Le sentier de la rivière entre le village d’Ihlara et Selime, les quatorze kilomètres complets, prend environ quatre heures à une allure tranquille. Des restaurants sur des terrasses en bois surplombent l’eau à mi-chemin — truite, pain plat, ayran dans des tasses en métal — et la tentation de s’arrêter une heure est réelle et mérite d’être cédée. Je me suis assis au-dessus de l’eau tandis qu’un martin-pêcheur traversait la rivière trois fois en cinq minutes, chaque passage un éclair de cobalt et de rouille.

Une terrasse de restaurant en bois s'étendant au-dessus de la rivière Melendiz au milieu de la gorge d'Ihlara, avec les parois du canyon s'élevant des deux côtés

À l’extrémité nord de la gorge, le monastère de Selime est l’acte final de la vallée — un complexe si grand qu’il est plus village qu’église, taillé dans une paroi rocheuse qui s’élève à cinquante mètres au-dessus du fond de la vallée. Les salles se connectent aux salles, aux couloirs, aux chapelles. C’est la plus ambitieuse architecturalement de toutes les structures rupestres de la vallée, et debout dans la salle principale, regardant par un trou dans le toit un ciel devenu bleu profond en fin d’après-midi, j’ai ressenti quelque chose qui ressemblait au vertige — non pas physique, mais temporel. Des gens vivaient ici. Y faisaient peut-être du pain. Chantaient dans la chapelle taillée.
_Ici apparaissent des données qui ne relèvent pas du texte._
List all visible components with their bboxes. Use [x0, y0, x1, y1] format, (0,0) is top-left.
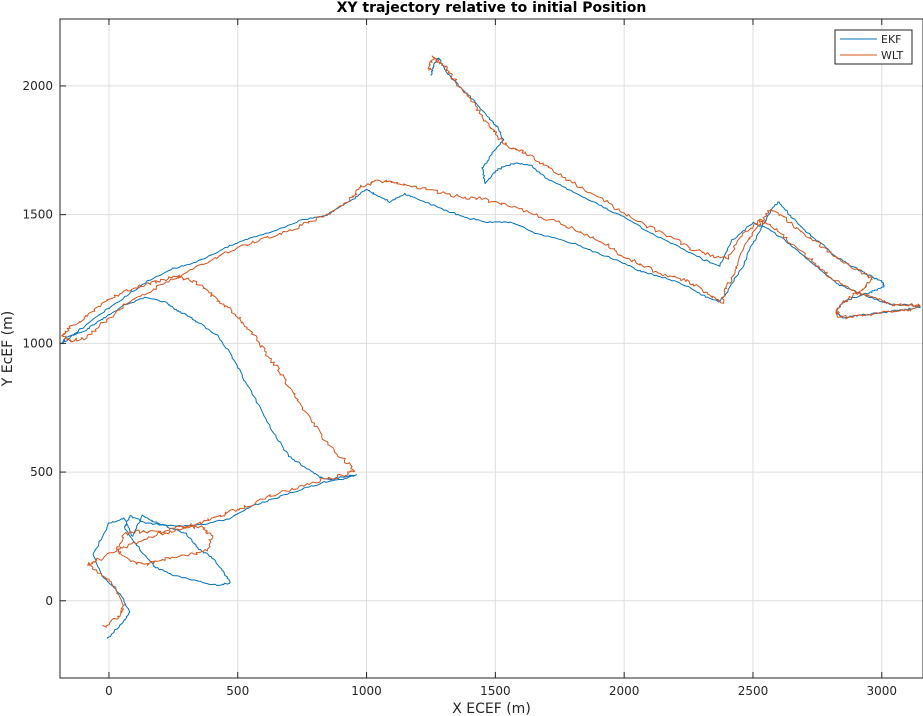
series-lines: [61, 55, 921, 639]
x-tick-label: 3000: [867, 684, 898, 698]
y-axis-label: Y EcEF (m): [0, 311, 16, 387]
x-tick-label: 2500: [738, 684, 769, 698]
x-tick-label: 1000: [351, 684, 382, 698]
grid-lines: [60, 19, 923, 678]
legend-entry-wlt: WLT: [881, 49, 903, 62]
legend: EKF WLT: [834, 29, 913, 65]
axis-ticks: 0 500 1000 1500 2000 2500 3000 0 500 1000 1500 2000: [22, 19, 897, 698]
series-line-wlt: [61, 55, 921, 628]
legend-entry-ekf: EKF: [881, 33, 902, 46]
chart-title: XY trajectory relative to initial Positi…: [337, 0, 647, 16]
legend-box: [834, 29, 913, 65]
y-tick-label: 1500: [22, 208, 53, 222]
x-tick-label: 0: [105, 684, 113, 698]
x-tick-label: 1500: [480, 684, 511, 698]
x-tick-label: 2000: [609, 684, 640, 698]
x-tick-label: 500: [226, 684, 249, 698]
y-tick-label: 0: [45, 594, 53, 608]
plot-area-frame: [59, 18, 923, 679]
x-axis-label: X ECEF (m): [452, 701, 531, 716]
series-line-ekf: [61, 57, 921, 639]
y-tick-label: 2000: [22, 79, 53, 93]
y-tick-label: 500: [30, 465, 53, 479]
y-tick-label: 1000: [22, 336, 53, 350]
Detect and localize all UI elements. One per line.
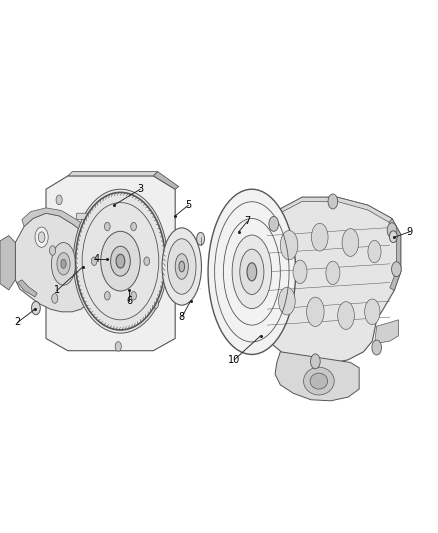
Ellipse shape	[326, 261, 340, 285]
Ellipse shape	[110, 246, 131, 276]
Ellipse shape	[342, 229, 359, 256]
Ellipse shape	[105, 292, 110, 300]
Ellipse shape	[293, 260, 307, 284]
Ellipse shape	[392, 262, 401, 277]
Text: 2: 2	[14, 318, 21, 327]
Ellipse shape	[74, 189, 167, 333]
Polygon shape	[0, 236, 15, 290]
Ellipse shape	[52, 294, 58, 303]
Polygon shape	[77, 213, 103, 220]
Ellipse shape	[364, 299, 380, 325]
Text: 4: 4	[93, 254, 99, 263]
Text: 1: 1	[54, 286, 60, 295]
Ellipse shape	[152, 299, 159, 309]
Ellipse shape	[57, 253, 70, 275]
Polygon shape	[374, 320, 399, 344]
Ellipse shape	[131, 222, 137, 231]
Text: 6: 6	[126, 296, 132, 306]
Ellipse shape	[240, 249, 264, 294]
Ellipse shape	[179, 261, 184, 272]
Text: 10: 10	[228, 355, 240, 365]
Ellipse shape	[280, 230, 298, 260]
Ellipse shape	[311, 223, 328, 251]
Ellipse shape	[131, 292, 137, 300]
Ellipse shape	[269, 216, 279, 231]
Ellipse shape	[304, 367, 334, 395]
Ellipse shape	[162, 228, 201, 305]
Text: 7: 7	[244, 216, 251, 226]
Ellipse shape	[101, 231, 140, 291]
Text: 8: 8	[179, 312, 185, 322]
Ellipse shape	[372, 340, 381, 355]
Ellipse shape	[115, 342, 121, 351]
Ellipse shape	[208, 189, 296, 354]
Text: 3: 3	[137, 184, 143, 194]
Polygon shape	[18, 280, 37, 297]
Ellipse shape	[247, 263, 257, 281]
Ellipse shape	[279, 287, 295, 315]
Ellipse shape	[368, 240, 381, 263]
Ellipse shape	[167, 239, 196, 294]
Ellipse shape	[328, 194, 338, 209]
Ellipse shape	[49, 246, 56, 255]
Ellipse shape	[197, 232, 205, 245]
Polygon shape	[389, 219, 401, 290]
Ellipse shape	[232, 235, 272, 309]
Polygon shape	[46, 176, 175, 351]
Ellipse shape	[155, 240, 161, 250]
Polygon shape	[68, 172, 158, 176]
Ellipse shape	[32, 302, 40, 314]
Ellipse shape	[175, 254, 188, 279]
Ellipse shape	[39, 232, 45, 243]
Ellipse shape	[144, 257, 150, 265]
Ellipse shape	[311, 354, 320, 369]
Ellipse shape	[387, 223, 397, 238]
Polygon shape	[262, 197, 401, 364]
Polygon shape	[15, 213, 94, 312]
Ellipse shape	[56, 195, 62, 205]
Ellipse shape	[310, 373, 328, 389]
Ellipse shape	[338, 302, 354, 329]
Ellipse shape	[307, 297, 324, 326]
Ellipse shape	[51, 243, 75, 285]
Text: 5: 5	[185, 200, 191, 210]
Polygon shape	[267, 197, 392, 223]
Ellipse shape	[105, 222, 110, 231]
Text: 9: 9	[406, 227, 413, 237]
Polygon shape	[153, 172, 179, 189]
Ellipse shape	[35, 227, 48, 247]
Polygon shape	[22, 208, 88, 232]
Polygon shape	[275, 352, 359, 401]
Ellipse shape	[389, 231, 397, 243]
Ellipse shape	[76, 192, 166, 330]
Ellipse shape	[116, 254, 125, 268]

Puis sont partis, et la vallée s’est refermée sur elle-même dans le silence.

Quand y aller : D’avril à juin, c’est idéal — la rivière est pleine, les peupliers sont verts et la lumière dans le canyon est dorée le matin et longue le soir. Octobre est aussi très beau. Évitez juillet et août si possible ; le canyon piège la chaleur et la fréquentation touristique monte en flèche en milieu de journée.